Comparison of experimental observations and predictions by the RDE model about cranial dysgenesis due to molecular variants. a Experimental observation of vault bones (stained by alizarin red) of a wild-type (WT) and Gdf 6−/− mouse. Lateral view, rostrum to left, eye at base of coronal suture (CS). CS is open in WT and closed in Gdf 6−/− mouse (adopted from Clendenning and Mortlock (2012)). b Computational prediction of distribution of osteoblasts with the reference value (left, CS patent) and the reduced value of αo (right, CS closed). c Experimental observation of alizarin-red stained cranial vault of WT and Axin2−/− mice (superior view, rostrum at top).
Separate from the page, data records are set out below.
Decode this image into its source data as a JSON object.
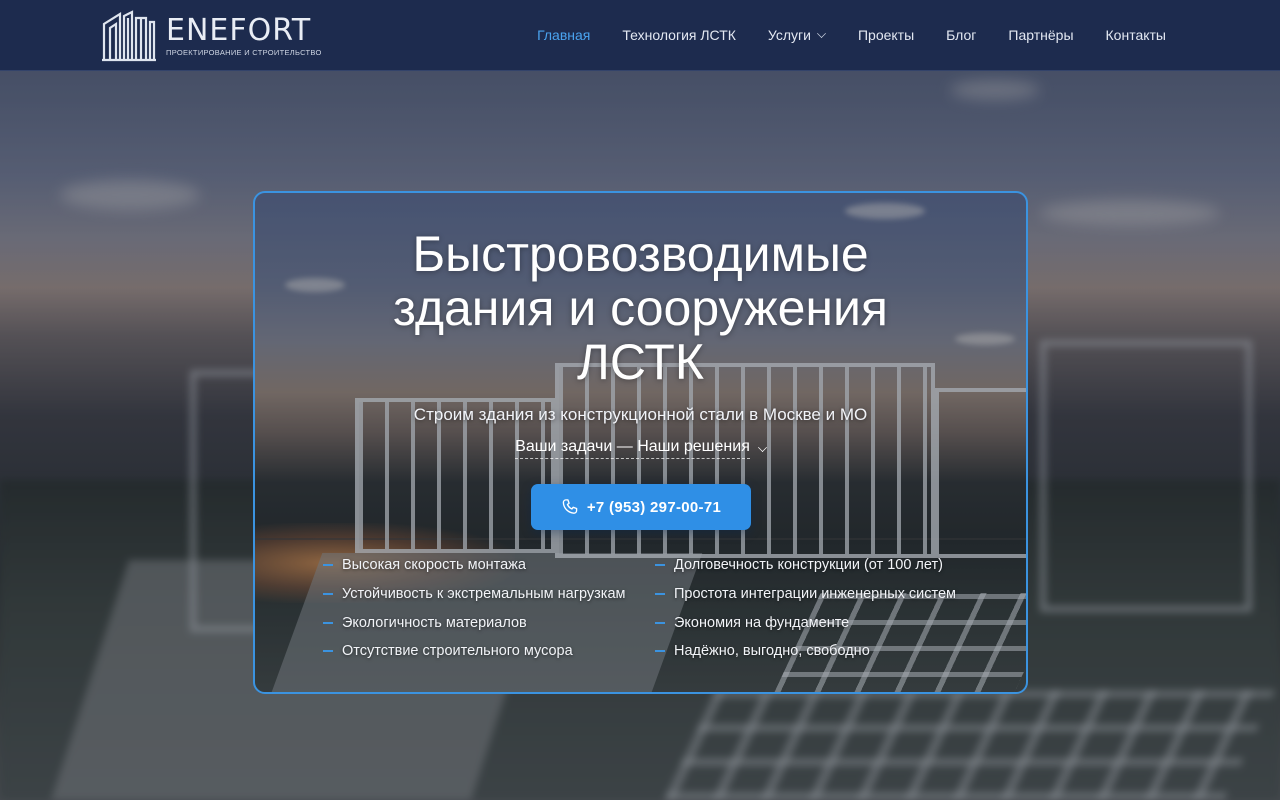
{
  "header": {
    "logo": {
      "name": "ENEFORT",
      "tagline": "ПРОЕКТИРОВАНИЕ И СТРОИТЕЛЬСТВО",
      "icon": "building-logo-icon"
    },
    "nav": [
      {
        "label": "Главная",
        "active": true
      },
      {
        "label": "Технология ЛСТК",
        "active": false
      },
      {
        "label": "Услуги",
        "active": false,
        "has_dropdown": true
      },
      {
        "label": "Проекты",
        "active": false
      },
      {
        "label": "Блог",
        "active": false
      },
      {
        "label": "Партнёры",
        "active": false
      },
      {
        "label": "Контакты",
        "active": false
      }
    ]
  },
  "hero": {
    "title_lines": [
      "Быстровозводимые",
      "здания и сооружения",
      "ЛСТК"
    ],
    "subtitle": "Строим здания из конструкционной стали в Москве и МО",
    "tasks_link": "Ваши задачи — Наши решения",
    "phone_button": "+7 (953) 297-00-71",
    "phone_icon": "phone-icon",
    "features": [
      "Высокая скорость монтажа",
      "Долговечность конструкции (от 100 лет)",
      "Устойчивость к экстремальным нагрузкам",
      "Простота интеграции инженерных систем",
      "Экологичность материалов",
      "Экономия на фундаменте",
      "Отсутствие строительного мусора",
      "Надёжно, выгодно, свободно"
    ]
  },
  "colors": {
    "header_bg": "#1d2b4e",
    "accent": "#2f8fe6",
    "active_nav": "#4aa3ef",
    "card_border": "#3b93e0"
  }
}
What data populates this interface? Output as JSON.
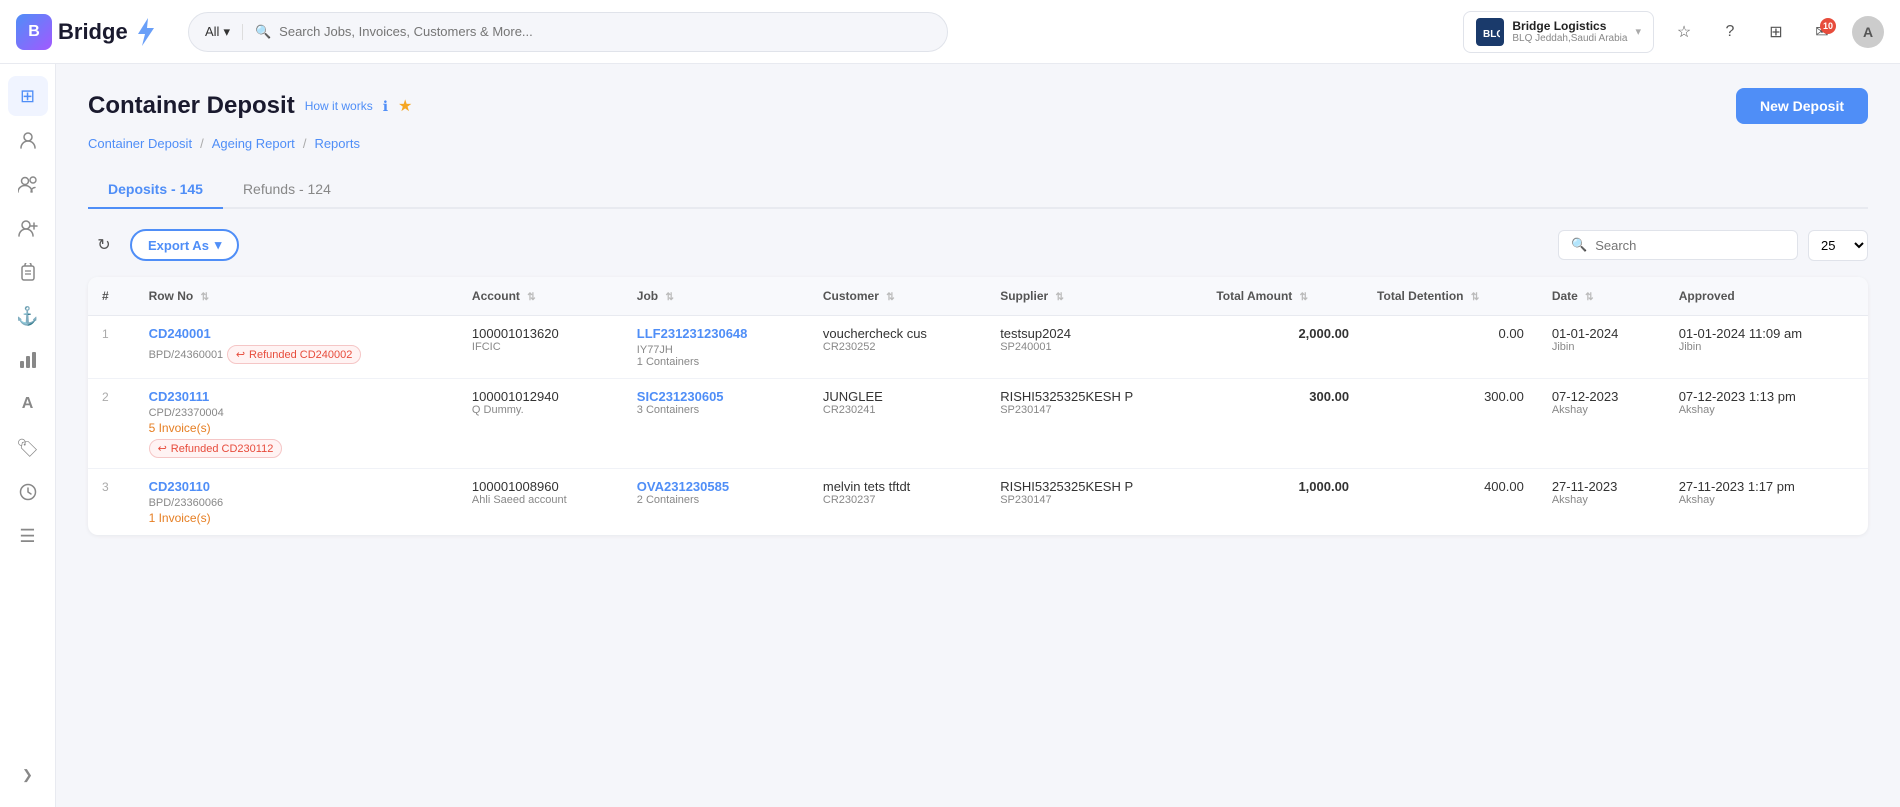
{
  "app": {
    "name": "Bridge",
    "logo_letter": "B"
  },
  "topnav": {
    "search_placeholder": "Search Jobs, Invoices, Customers & More...",
    "search_filter": "All",
    "company": {
      "name": "Bridge Logistics",
      "sub": "BLQ Jeddah,Saudi Arabia"
    },
    "notification_count": "10",
    "avatar_initial": "A"
  },
  "page": {
    "title": "Container Deposit",
    "how_it_works": "How it works",
    "new_deposit_label": "New Deposit"
  },
  "breadcrumb": {
    "items": [
      "Container Deposit",
      "Ageing Report",
      "Reports"
    ]
  },
  "tabs": [
    {
      "label": "Deposits - 145",
      "active": true
    },
    {
      "label": "Refunds - 124",
      "active": false
    }
  ],
  "toolbar": {
    "export_label": "Export As",
    "search_placeholder": "Search",
    "page_size": "25"
  },
  "table": {
    "columns": [
      "#",
      "Row No",
      "Account",
      "Job",
      "Customer",
      "Supplier",
      "Total Amount",
      "Total Detention",
      "Date",
      "Approved"
    ],
    "rows": [
      {
        "num": "1",
        "row_no": "CD240001",
        "bpd": "BPD/24360001",
        "refund_badge": "Refunded CD240002",
        "account": "100001013620",
        "account_sub": "IFCIC",
        "job": "LLF231231230648",
        "job_sub": "IY77JH",
        "job_containers": "1 Containers",
        "customer": "vouchercheck cus",
        "customer_ref": "CR230252",
        "supplier": "testsup2024",
        "supplier_ref": "SP240001",
        "total_amount": "2,000.00",
        "total_detention": "0.00",
        "date": "01-01-2024",
        "approved": "01-01-2024 11:09 am",
        "approved_user": "Jibin",
        "date_user": "Jibin",
        "has_refund": true,
        "has_invoice": false,
        "invoice_label": ""
      },
      {
        "num": "2",
        "row_no": "CD230111",
        "bpd": "CPD/23370004",
        "refund_badge": "Refunded CD230112",
        "account": "100001012940",
        "account_sub": "Q Dummy.",
        "job": "SIC231230605",
        "job_sub": "",
        "job_containers": "3 Containers",
        "customer": "JUNGLEE",
        "customer_ref": "CR230241",
        "supplier": "RISHI5325325KESH P",
        "supplier_ref": "SP230147",
        "total_amount": "300.00",
        "total_detention": "300.00",
        "date": "07-12-2023",
        "approved": "07-12-2023 1:13 pm",
        "approved_user": "Akshay",
        "date_user": "Akshay",
        "has_refund": true,
        "has_invoice": true,
        "invoice_label": "5 Invoice(s)"
      },
      {
        "num": "3",
        "row_no": "CD230110",
        "bpd": "BPD/23360066",
        "refund_badge": "",
        "account": "100001008960",
        "account_sub": "Ahli Saeed account",
        "job": "OVA231230585",
        "job_sub": "",
        "job_containers": "2 Containers",
        "customer": "melvin tets tftdt",
        "customer_ref": "CR230237",
        "supplier": "RISHI5325325KESH P",
        "supplier_ref": "SP230147",
        "total_amount": "1,000.00",
        "total_detention": "400.00",
        "date": "27-11-2023",
        "approved": "27-11-2023 1:17 pm",
        "approved_user": "Akshay",
        "date_user": "Akshay",
        "has_refund": false,
        "has_invoice": true,
        "invoice_label": "1 Invoice(s)"
      }
    ]
  },
  "sidebar": {
    "items": [
      {
        "icon": "⊞",
        "name": "grid"
      },
      {
        "icon": "👤",
        "name": "user"
      },
      {
        "icon": "👥",
        "name": "users"
      },
      {
        "icon": "👤+",
        "name": "user-add"
      },
      {
        "icon": "📋",
        "name": "clipboard"
      },
      {
        "icon": "⚓",
        "name": "anchor"
      },
      {
        "icon": "📊",
        "name": "chart"
      },
      {
        "icon": "A",
        "name": "letter-a"
      },
      {
        "icon": "🏷",
        "name": "tag"
      },
      {
        "icon": "🕐",
        "name": "history"
      },
      {
        "icon": "☰",
        "name": "menu"
      }
    ]
  }
}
Inter-nasal suture between arrows at top; metopic suture (MS) between frontal bones at bottom (adopted from Yu et al. (2005)). d Computational prediction of distribution of osteoblasts, forming bone, and morphology of MS with the reference value (far left), reduced value of αh, increased value of βh, and reduced value of γh.

Fig. 7

Distribution of osteoblasts at E17.5 from simulation results using various computational models. a Result using a model with only assumptions A1 and A2, without the assumption pertaining to mechanical effects. Bones grow and form sutures through reaction-diffusion process. b Result using a model with assumptions A1, A2, and only the assumption about the mechanical effect on production of activator (A3a). Locations of primary ossification centers are specified by the mechanical effect on the production of activator. c Result using a model with all assumptions A1, A2, and A3. Relative speed of bone growth is achieved by the mechanical effect on cell differentiation (A3b).